Lee loves that her son, who was born during development of the game, is listed in the credits. Interestingly, her experience as a mother also came into play with LEGO Rock Band. She made sure risks with phthalates—potentially dangerous compounds in plastics—were addressed because young children might put the game’s microphone in their mouths. It’s that kind of shrewd judgment Lee is bringing with her to Entegris.
Since Lee joined the company, Entegris’s stock price and market capitalization has doubled, but the company isn’t resting on its laurels. It is still focused on trying to push itself to do better and to be better. To that end, Lee has been given free rein to take the law department to the next level.
When she joined Entegris, she assessed the needs of the different stakeholders and set out to map the most efficient delivery of legal services. For example, she challenged the company to think about how to support its Asian business. Lee studied the region by business demand, markets, revenue sources, and other metrics to develop a strategy to support the business and its needs.
“Asia isn’t one monolithic state. It’s many different countries with distinct cultures, histories, and legal systems,” she explains. “Even Chinese speaking countries are very different. We can’t assume because Mandarin Chinese is spoken in China, Taiwan, and Singapore that we can support them the same way.”

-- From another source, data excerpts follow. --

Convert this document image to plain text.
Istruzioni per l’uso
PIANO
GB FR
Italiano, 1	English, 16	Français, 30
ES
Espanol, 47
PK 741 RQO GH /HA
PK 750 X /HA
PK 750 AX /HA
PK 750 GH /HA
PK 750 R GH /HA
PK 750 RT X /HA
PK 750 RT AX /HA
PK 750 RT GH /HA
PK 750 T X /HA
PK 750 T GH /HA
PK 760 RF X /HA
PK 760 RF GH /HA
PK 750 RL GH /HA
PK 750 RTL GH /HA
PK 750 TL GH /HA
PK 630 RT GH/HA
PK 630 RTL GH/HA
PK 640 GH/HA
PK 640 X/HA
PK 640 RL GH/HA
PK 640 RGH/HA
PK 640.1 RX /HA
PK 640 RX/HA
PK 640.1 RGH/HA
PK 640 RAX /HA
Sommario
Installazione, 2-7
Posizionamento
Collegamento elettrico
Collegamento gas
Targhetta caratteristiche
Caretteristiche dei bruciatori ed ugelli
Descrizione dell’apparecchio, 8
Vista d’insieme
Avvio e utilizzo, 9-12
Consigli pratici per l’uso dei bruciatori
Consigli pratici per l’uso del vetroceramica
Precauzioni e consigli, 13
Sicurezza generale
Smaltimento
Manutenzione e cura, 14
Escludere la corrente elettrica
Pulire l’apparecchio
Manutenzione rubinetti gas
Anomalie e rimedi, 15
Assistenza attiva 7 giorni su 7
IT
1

By focusing on differentiated business and customer needs, the legal department improved its ability to provide real value to the company and the overall quality of its service. It also led to increasing the department’s diversity, which is now 75 percent women and 40 percent people of color.
This is typical of Lee’s approach to most challenges. “Lawyers are among the best equipped to tackle the most vexing issues,” she says. “We are trained to think analytically and to tease out the logic of issues of first impression and issues that haven’t come up before. In that way, law is innovation.”